The Last Girl
- First edition
- Author: Stephan Collishaw
- Language: English
- Genre: Fiction Historical fiction
- Publisher: Sceptre
- Publication date: March 2003 (UK)
- Publication place: United Kingdom
- Media type: Print (Hardcover and paperback)
- Pages: 310
- ISBN: 0-340-82692-4

= The Last Girl =

2003 novel by Stephan Collishaw

The Last Girl is the first novel of English author Stephan Collishaw. It tells the story of an elderly poet living in Vilnius in the 1990s, who is troubled by a guilty secret from his youth. The novel is set partly in 1990s Vilnius and partly in war time Wilno and deals with the holocaust in Lithuania.

==Plot==

===Jolanta, mid-1990s===

Steponas Daumantas, an elderly poet, walks the streets of Vilnius photographing young women with their babies. He becomes obsessed with one particular woman, Jolanta, and strikes up a friendship with her. Jolanta gives him a manuscript that her husband has written, and Daumantas promises to look at it and possibly show his publisher, but loses it when he gets drunk. As his friendship with the young woman deepens he can no longer hold back the memories that have been bubbling up for years.

===Svetlana, mid-1990s===

Svetlana is an ethnic Russian living in poverty in the back streets of Vilnius's Old Town. She does bits of washing for Daumantas and, when she encounters him drunk one night, saves a manuscript he leaves behind. Svetlana struggles to earn some money to send her son to England to work, while trying to survive with her brutal husband Ivan. She befriends a young prostitute, Ruta, and has memories of her own she does not wish to recall.

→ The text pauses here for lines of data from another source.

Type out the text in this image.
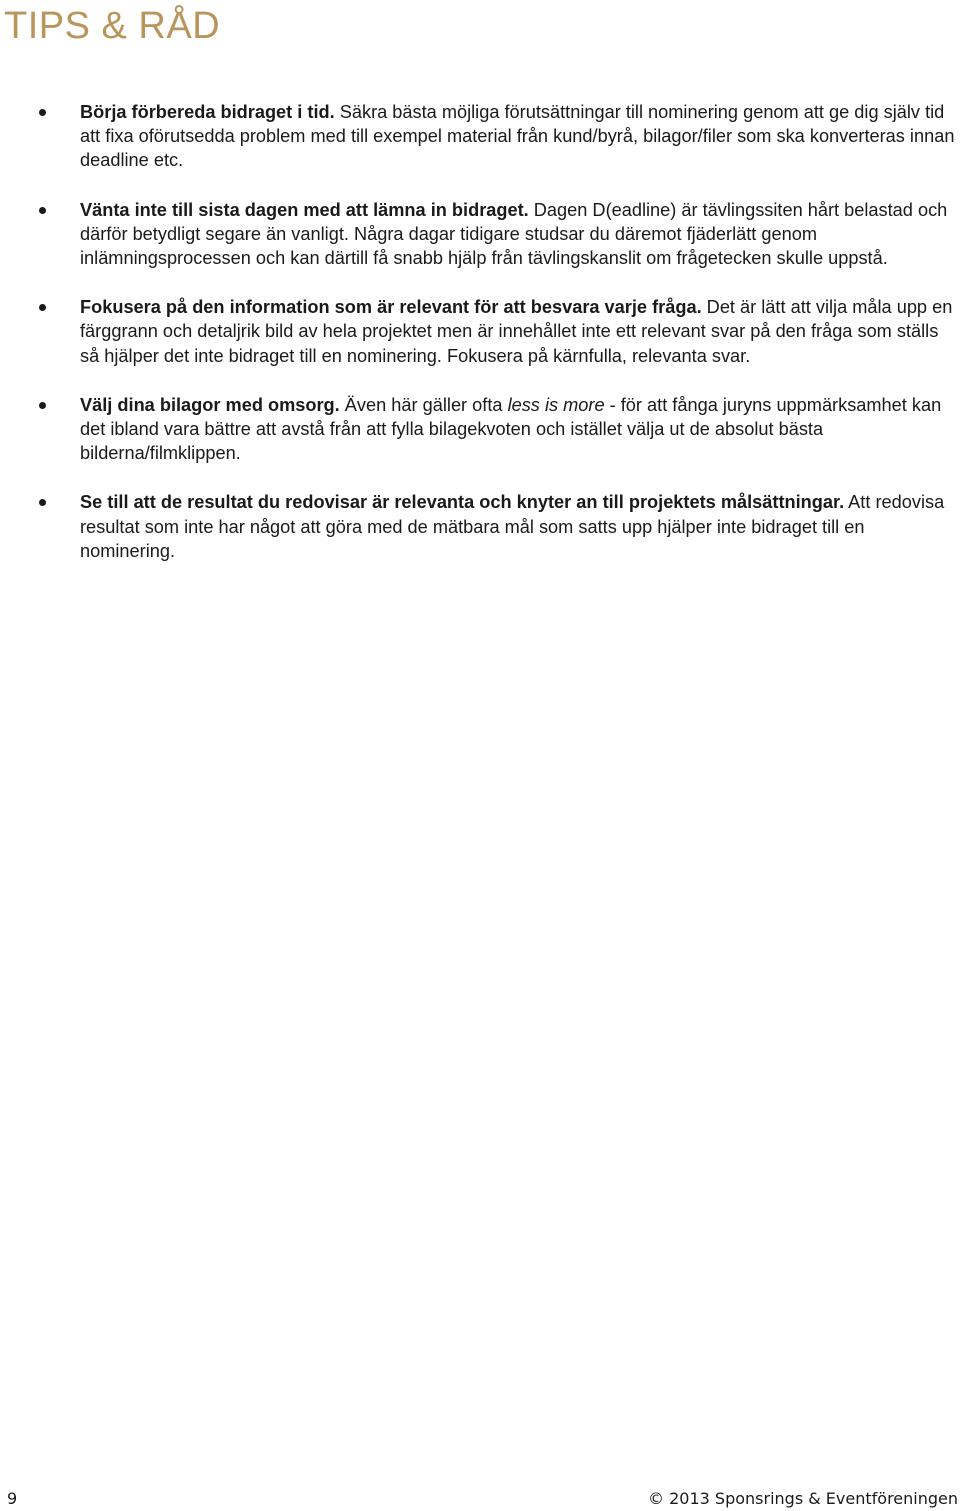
TIPS & RÅD
Börja förbereda bidraget i tid. Säkra bästa möjliga förutsättningar till nominering genom att ge dig själv tid att fixa oförutsedda problem med till exempel material från kund/byrå, bilagor/filer som ska konverteras innan deadline etc.
Vänta inte till sista dagen med att lämna in bidraget. Dagen D(eadline) är tävlingssiten hårt belastad och därför betydligt segare än vanligt. Några dagar tidigare studsar du däremot fjäderlätt genom inlämningsprocessen och kan därtill få snabb hjälp från tävlingskanslit om frågetecken skulle uppstå.
Fokusera på den information som är relevant för att besvara varje fråga. Det är lätt att vilja måla upp en färggrann och detaljrik bild av hela projektet men är innehållet inte ett relevant svar på den fråga som ställs så hjälper det inte bidraget till en nominering. Fokusera på kärnfulla, relevanta svar.
Välj dina bilagor med omsorg. Även här gäller ofta less is more - för att fånga juryns uppmärksamhet kan det ibland vara bättre att avstå från att fylla bilagekvoten och istället välja ut de absolut bästa bilderna/filmklippen.
Se till att de resultat du redovisar är relevanta och knyter an till projektets målsättningar. Att redovisa resultat som inte har något att göra med de mätbara mål som satts upp hjälper inte bidraget till en nominering.
9	© 2013 Sponsrings & Eventföreningen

===Rachael, Poland 1938===

Daumantas grows up in a small village close to Wilno and has early ambitions of being a poet. He falls in love with a local Jewish girl, Rachael. When Rachael rejects him he goes to university in Wilno. Some years later he sees Rachael again on the streets of Wilno with her Jewish husband. In 1939 the Communists invade Poland and hand back Wilno to the Lithuanians. Lithuanian thugs roam the streets; but that is nothing compared to what happens when the Germans invade. As the life is slowly choked from the Jewish population in the Vilna Ghetto Rachael makes a desperate demand of Daumantas: take her child and save it.

==Critical reception==

The Last Girl was critically acclaimed, being named by Alan Sillitoe in The Independent as one of his books of the year; "Wonderful ... that rare novel which no-one, having once read, will be able to forget". Julie Myerson wrote in The Guardian, "astoundingly complex for a first novel ... [it] successfully encompasses passion, morality, history and art." Publishers Weekly called it "an absorbing debut". The Lithuanian Quarterly Journal of Arts and Sciences, Booklist, and The Washington Times also reviewed the book.